Acht advocaten in Myanmar mogen sinds kort hun werk weer uitoefenen, mede dankzij druk van de Canadese Law Society.
De advocaten maken deel uit van een groep van 32 die gevangenisstraffen en beroepsverboden opgelegd kregen wegens vermeende betrokkenheid bij de opstand in 1988, toen onrust over de slechte economie en de politieke onderdrukking tot wijdverspreide demonstraties leidde. Bij het neerslaan van de volksopstand kwamen duizenden mensen om.

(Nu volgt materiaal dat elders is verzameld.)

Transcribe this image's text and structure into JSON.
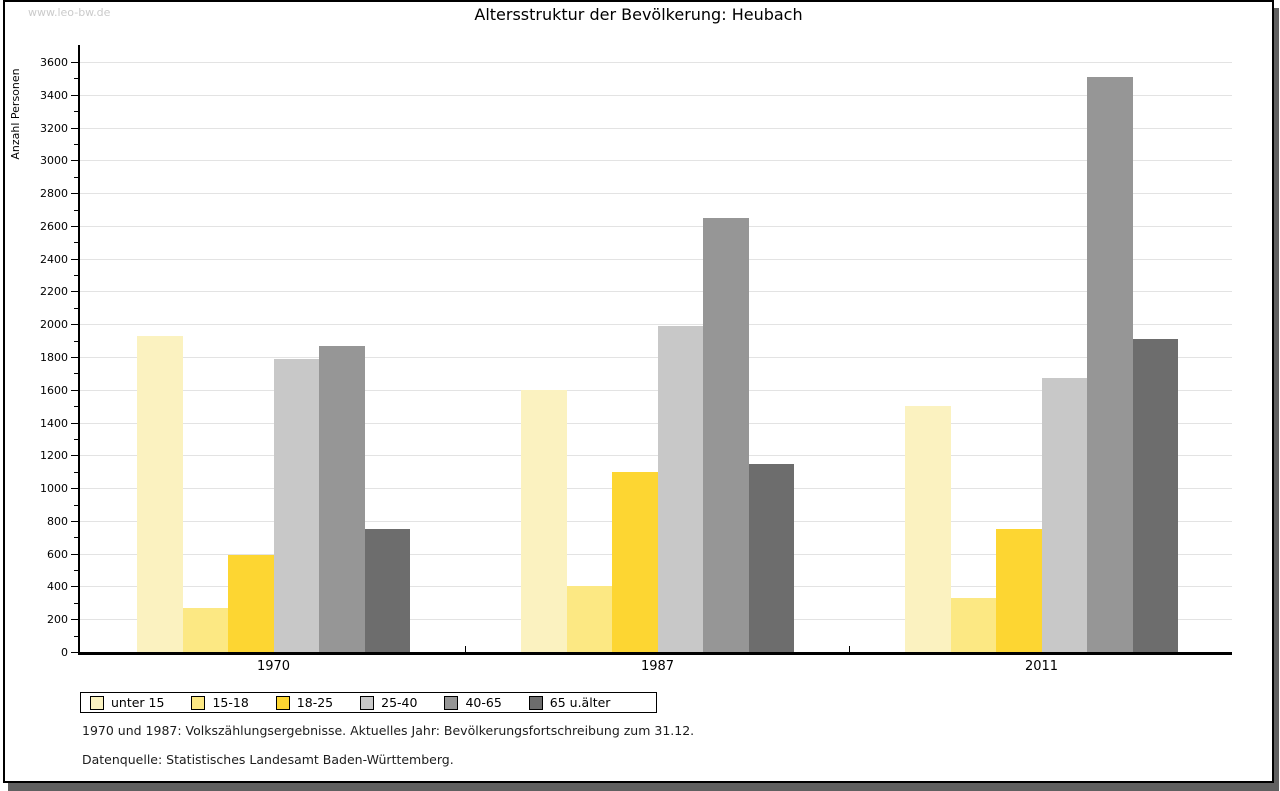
{
  "window": {
    "watermark": "www.leo-bw.de"
  },
  "chart_data": {
    "type": "bar",
    "title": "Altersstruktur der Bevölkerung: Heubach",
    "ylabel": "Anzahl Personen",
    "xlabel": "",
    "categories": [
      "1970",
      "1987",
      "2011"
    ],
    "series": [
      {
        "name": "unter 15",
        "color": "#FBF2C0",
        "values": [
          1930,
          1600,
          1500
        ]
      },
      {
        "name": "15-18",
        "color": "#FCE883",
        "values": [
          270,
          400,
          330
        ]
      },
      {
        "name": "18-25",
        "color": "#FDD632",
        "values": [
          590,
          1100,
          750
        ]
      },
      {
        "name": "25-40",
        "color": "#C8C8C8",
        "values": [
          1790,
          1990,
          1670
        ]
      },
      {
        "name": "40-65",
        "color": "#969696",
        "values": [
          1870,
          2650,
          3510
        ]
      },
      {
        "name": "65 u.älter",
        "color": "#6D6D6D",
        "values": [
          750,
          1150,
          1910
        ]
      }
    ],
    "ylim": [
      0,
      3600
    ],
    "ytick_step": 200,
    "ytick_minor_step": 100,
    "grid": true,
    "legend_position": "bottom",
    "grid_color": "#e3e3e3"
  },
  "footnotes": [
    "1970 und 1987: Volkszählungsergebnisse. Aktuelles Jahr: Bevölkerungsfortschreibung zum 31.12.",
    "Datenquelle: Statistisches Landesamt Baden-Württemberg."
  ]
}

Toen het militaire regime zijn ijzeren greep op het land enigszins versoepelde, greep de Law Society of Upper Canada de gelegenheid aan om aandacht te vragen voor het lot van deze advocaten. In 2011 schreef de organisatie een brief aan president Thein Sein waarin men zorgen uitte over hun situatie.
En met succes: één van de advocaten, zo meldt de Canadese National Post, schreef in een email dat hij ‘na 10 jaar gevangenisstraf en een beroepsverbod van 11 verschrikkelijke jaren’ eindelijk weer aan het werk kon. En de advocaten wiens beroepsverbod nog niet is opgeheven, mogen vanaf nu in ieder geval een verzoek daartoe indienen.
Deze tegemoetkomingen lijken onderdeel te zijn van een charme offensief waarvoor president Thein Sein eerder deze maand het startsein gaf. In een toespraak voor een Amerikaanse handelsmissie zei hij dat men druk doende is verouderde wetgeving aan te passen om het land zo aantrekkelijk te maken voor buitenlandse investeerders. En dat lukt alleen als ook advocaten in Myanmar ongehinderd hun werk mogen doen.